Okay, now for the “uncharted territories.” All of the ‘kids’ parents are in it. If they’ve ever been shown before I didn’t know about it. I don’t really like it. I found it much more compelling with the er, mystery, of what the deal is with these ‘kids.’ We’d heard about (and seen) their extended relatives on the show before (such as Daphne’s cousin) but this is outright killing the mystery of their home life. Plus, all of their parents seem to ignore them, too busy in their own affairs. Velma’s mom, for instance, puts her horses ahead of her daughter. Fred’s dad wouldn’t help because he just got into the reclining position in his favorite chair. Similar put-offs happen with the other two as well. The way I see it is if you’ve got them as negligent, then why have them at all? (And what's with Daphne having four or so nearly identical sisters?)

Another change (at least to my knowledge) is that Fred’s dad is the mayor. Adds a nice twist, since the kids poke their noses into other people’s business all the time and such a reputation can be construed as counter-productive to a public official. So far, however, it hasn’t really come into play.

They’ve also added a sassy African-American "chick" with quite an afro who is a DJ that the kids will hang out with… pretty cool, but not sure of the point of it yet.

The final change that doesn’t quite sit right with me (and again, if this had been done before it had not been so in Old School) is that Velma and Shaggy are an item. Or they want to be, and Shaggy tries to keep it a secret from the others, especially Scooby. We all know that Daphne has the hots for Freddy, but do we really need to pair off Velma and Shaggy? In this version (and probably others, although I never got that impression from the Old School) Freddy seems oblivious to Daphne’s advances, too wrapped up in his precious ghost trap designs. I’m just not ready for a romance between Velma and Shaggy.
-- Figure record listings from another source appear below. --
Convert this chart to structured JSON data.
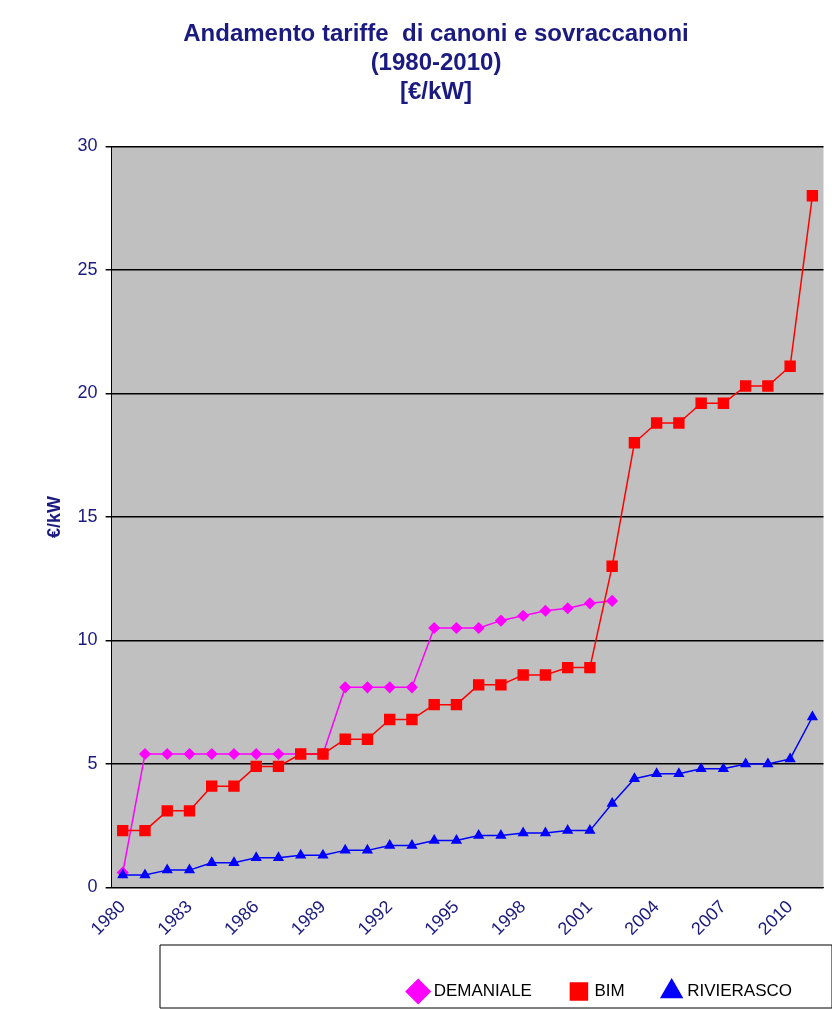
{
  "chart_data": {
    "type": "line",
    "title": [
      "Andamento tariffe  di canoni e sovraccanoni",
      "(1980-2010)",
      "[€/kW]"
    ],
    "ylabel": "€/kW",
    "categories": [
      "1980",
      null,
      null,
      "1983",
      null,
      null,
      "1986",
      null,
      null,
      "1989",
      null,
      null,
      "1992",
      null,
      null,
      "1995",
      null,
      null,
      "1998",
      null,
      null,
      "2001",
      null,
      null,
      "2004",
      null,
      null,
      "2007",
      null,
      null,
      "2010",
      null
    ],
    "series": [
      {
        "name": "DEMANIALE",
        "color": "#ff00ff",
        "marker": "diamond",
        "values": [
          0.6,
          5.4,
          5.4,
          5.4,
          5.4,
          5.4,
          5.4,
          5.4,
          5.4,
          5.4,
          8.1,
          8.1,
          8.1,
          8.1,
          10.5,
          10.5,
          10.5,
          10.8,
          11.0,
          11.2,
          11.3,
          11.5,
          11.6,
          null,
          null,
          null,
          null,
          null,
          null,
          null,
          null,
          null
        ]
      },
      {
        "name": "BIM",
        "color": "#ff0000",
        "marker": "square",
        "values": [
          2.3,
          2.3,
          3.1,
          3.1,
          4.1,
          4.1,
          4.9,
          4.9,
          5.4,
          5.4,
          6.0,
          6.0,
          6.8,
          6.8,
          7.4,
          7.4,
          8.2,
          8.2,
          8.6,
          8.6,
          8.9,
          8.9,
          13.0,
          18.0,
          18.8,
          18.8,
          19.6,
          19.6,
          20.3,
          20.3,
          21.1,
          28.0
        ]
      },
      {
        "name": "RIVIERASCO",
        "color": "#0000ff",
        "marker": "triangle",
        "values": [
          0.5,
          0.5,
          0.7,
          0.7,
          1.0,
          1.0,
          1.2,
          1.2,
          1.3,
          1.3,
          1.5,
          1.5,
          1.7,
          1.7,
          1.9,
          1.9,
          2.1,
          2.1,
          2.2,
          2.2,
          2.3,
          2.3,
          3.4,
          4.4,
          4.6,
          4.6,
          4.8,
          4.8,
          5.0,
          5.0,
          5.2,
          6.9
        ]
      }
    ],
    "ylim": [
      0,
      30
    ],
    "yticks": [
      0,
      5,
      10,
      15,
      20,
      25,
      30
    ],
    "grid": "y",
    "legend": "bottom",
    "line_style": "solid"
  }
}
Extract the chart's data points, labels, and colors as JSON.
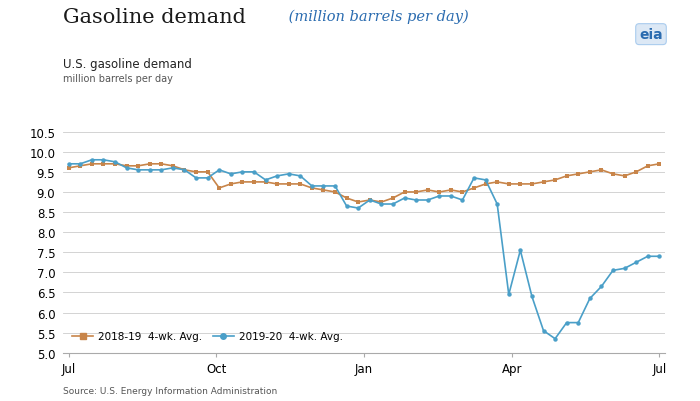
{
  "title_main": "Gasoline demand",
  "title_italic": " (million barrels per day)",
  "subtitle1": "U.S. gasoline demand",
  "subtitle2": "million barrels per day",
  "source": "Source: U.S. Energy Information Administration",
  "ylim": [
    5.0,
    10.5
  ],
  "yticks": [
    5.0,
    5.5,
    6.0,
    6.5,
    7.0,
    7.5,
    8.0,
    8.5,
    9.0,
    9.5,
    10.0,
    10.5
  ],
  "line1_label": "2018-19  4-wk. Avg.",
  "line2_label": "2019-20  4-wk. Avg.",
  "line1_color": "#C8854A",
  "line2_color": "#4A9FC8",
  "background_color": "#FFFFFF",
  "xtick_positions": [
    0,
    13,
    26,
    39,
    52
  ],
  "xtick_labels": [
    "Jul",
    "Oct",
    "Jan",
    "Apr",
    "Jul"
  ],
  "series1_values": [
    9.6,
    9.65,
    9.7,
    9.7,
    9.7,
    9.65,
    9.65,
    9.7,
    9.7,
    9.65,
    9.55,
    9.5,
    9.5,
    9.1,
    9.2,
    9.25,
    9.25,
    9.25,
    9.2,
    9.2,
    9.2,
    9.1,
    9.05,
    9.0,
    8.85,
    8.75,
    8.8,
    8.75,
    8.85,
    9.0,
    9.0,
    9.05,
    9.0,
    9.05,
    9.0,
    9.1,
    9.2,
    9.25,
    9.2,
    9.2,
    9.2,
    9.25,
    9.3,
    9.4,
    9.45,
    9.5,
    9.55,
    9.45,
    9.4,
    9.5,
    9.65,
    9.7
  ],
  "series2_values": [
    9.7,
    9.7,
    9.8,
    9.8,
    9.75,
    9.6,
    9.55,
    9.55,
    9.55,
    9.6,
    9.55,
    9.35,
    9.35,
    9.55,
    9.45,
    9.5,
    9.5,
    9.3,
    9.4,
    9.45,
    9.4,
    9.15,
    9.15,
    9.15,
    8.65,
    8.6,
    8.8,
    8.7,
    8.7,
    8.85,
    8.8,
    8.8,
    8.9,
    8.9,
    8.8,
    9.35,
    9.3,
    8.7,
    6.45,
    7.55,
    6.4,
    5.55,
    5.35,
    5.75,
    5.75,
    6.35,
    6.65,
    7.05,
    7.1,
    7.25,
    7.4,
    7.4
  ]
}
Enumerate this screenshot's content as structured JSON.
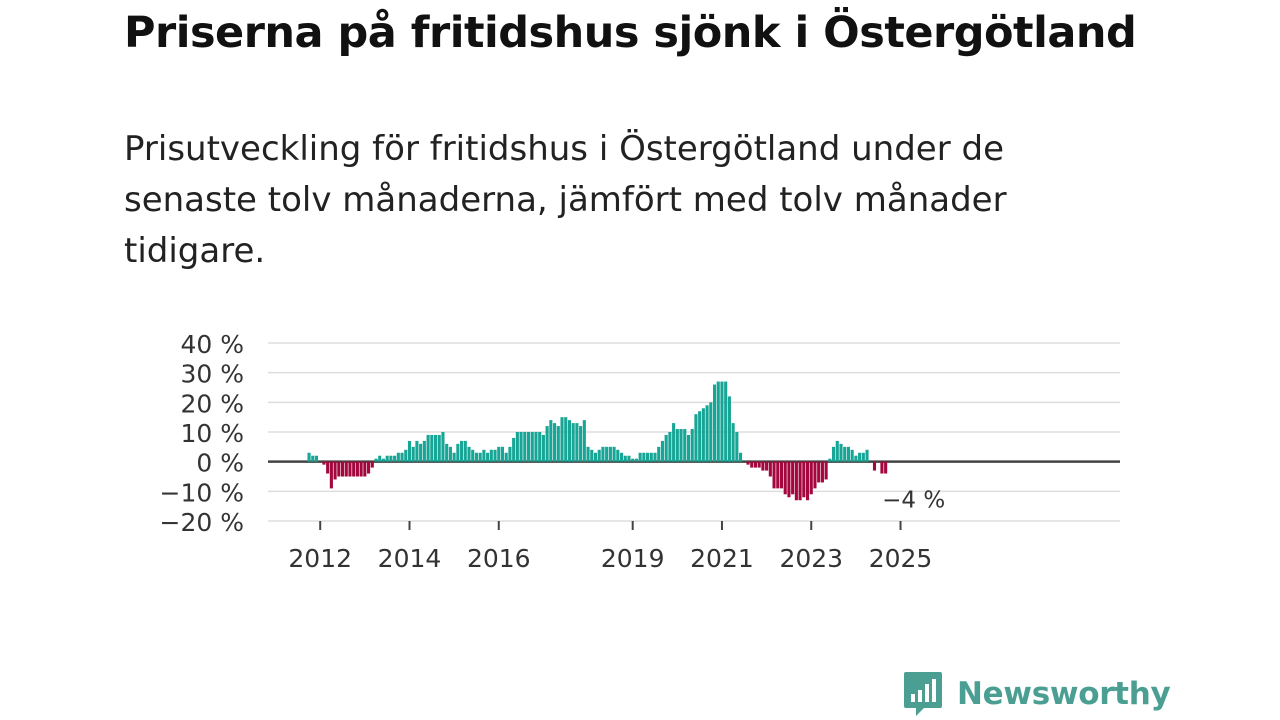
{
  "header": {
    "title": "Priserna på fritidshus sjönk i Östergötland",
    "subtitle": "Prisutveckling för fritidshus i Östergötland under de senaste tolv månaderna, jämfört med tolv månader tidigare."
  },
  "brand": {
    "name": "Newsworthy",
    "icon": "newsworthy-logo-icon"
  },
  "chart_data": {
    "type": "bar",
    "title": "",
    "xlabel": "",
    "ylabel": "",
    "ylim": [
      -20,
      40
    ],
    "yticks": [
      40,
      30,
      20,
      10,
      0,
      -10,
      -20
    ],
    "ytick_labels": [
      "40 %",
      "30 %",
      "20 %",
      "10 %",
      "0 %",
      "−10 %",
      "−20 %"
    ],
    "xticks": [
      {
        "label": "2012",
        "year": 2012
      },
      {
        "label": "2014",
        "year": 2014
      },
      {
        "label": "2016",
        "year": 2016
      },
      {
        "label": "2019",
        "year": 2019
      },
      {
        "label": "2021",
        "year": 2021
      },
      {
        "label": "2023",
        "year": 2023
      },
      {
        "label": "2025",
        "year": 2025
      }
    ],
    "start": "2011-10",
    "frequency": "monthly",
    "unit": "%",
    "colors": {
      "positive": "#17a596",
      "negative": "#a3073e",
      "zero_line": "#444444",
      "grid": "#dddddd"
    },
    "annotation": {
      "label": "−4 %",
      "value": -4
    },
    "values": [
      3,
      2,
      2,
      0,
      -1,
      -4,
      -9,
      -6,
      -5,
      -5,
      -5,
      -5,
      -5,
      -5,
      -5,
      -5,
      -4,
      -2,
      1,
      2,
      1,
      2,
      2,
      2,
      3,
      3,
      4,
      7,
      5,
      7,
      6,
      7,
      9,
      9,
      9,
      9,
      10,
      6,
      5,
      3,
      6,
      7,
      7,
      5,
      4,
      3,
      3,
      4,
      3,
      4,
      4,
      5,
      5,
      3,
      5,
      8,
      10,
      10,
      10,
      10,
      10,
      10,
      10,
      9,
      12,
      14,
      13,
      12,
      15,
      15,
      14,
      13,
      13,
      12,
      14,
      5,
      4,
      3,
      4,
      5,
      5,
      5,
      5,
      4,
      3,
      2,
      2,
      1,
      1,
      3,
      3,
      3,
      3,
      3,
      5,
      7,
      9,
      10,
      13,
      11,
      11,
      11,
      9,
      11,
      16,
      17,
      18,
      19,
      20,
      26,
      27,
      27,
      27,
      22,
      13,
      10,
      3,
      0,
      -1,
      -2,
      -2,
      -2,
      -3,
      -3,
      -5,
      -9,
      -9,
      -9,
      -11,
      -12,
      -11,
      -13,
      -13,
      -12,
      -13,
      -11,
      -9,
      -7,
      -7,
      -6,
      1,
      5,
      7,
      6,
      5,
      5,
      4,
      2,
      3,
      3,
      4,
      0,
      -3,
      0,
      -4,
      -4
    ]
  }
}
All righty, now for the alteration that intrigues me in a good way. They’ve added an element to the Scooby Doo universe that we’ve never* had before: A story arc. I had just about dismissed the show as not having to be seen (for even though it’s not bad as I said, I try not to pick up more stuff to watch if I can help it), the first episode ended with a phone call. It had been about the locket that Daphne found in the episode that didn’t connect to the mystery at hand. The caller told them to beware, that they should have left the locket alone and that they are in deep trouble. My proverbial antennae perked up. And to follow suit, the second episode is indeed called “Chapter 2.” There’s also now a (cough) mysterious fellow named “Mr. E.” He sends them hints and such [with a big wax seal of an E.] For instance, in the second episode he sends them an alligator handbag that leads them to the place of the next mystery at hand and later, they found the engine of the Mystery Machine fixed, with a note from Mr. E saying their adventure has just begun. Whether or not he is the caller, I’m not sure. I guess I have to keep watching to find out. But I really like the idea of a "story arc Scooby." It seems to be (unlike the other changes) just what this show/premise needed to make it fresh again. For it’s certainly what led me to watch another episode.

All in all, they’ve put a wild spin on a classic, and it just might be worth it.

* Conceivably The 13 Ghosts of Scooby Doo! counts in this vein, but I don’t think it really does, since that did not use the standard gang nor “solve the mystery” episodes. 13 Ghosts is one of the “no thanks” of Scooby shows.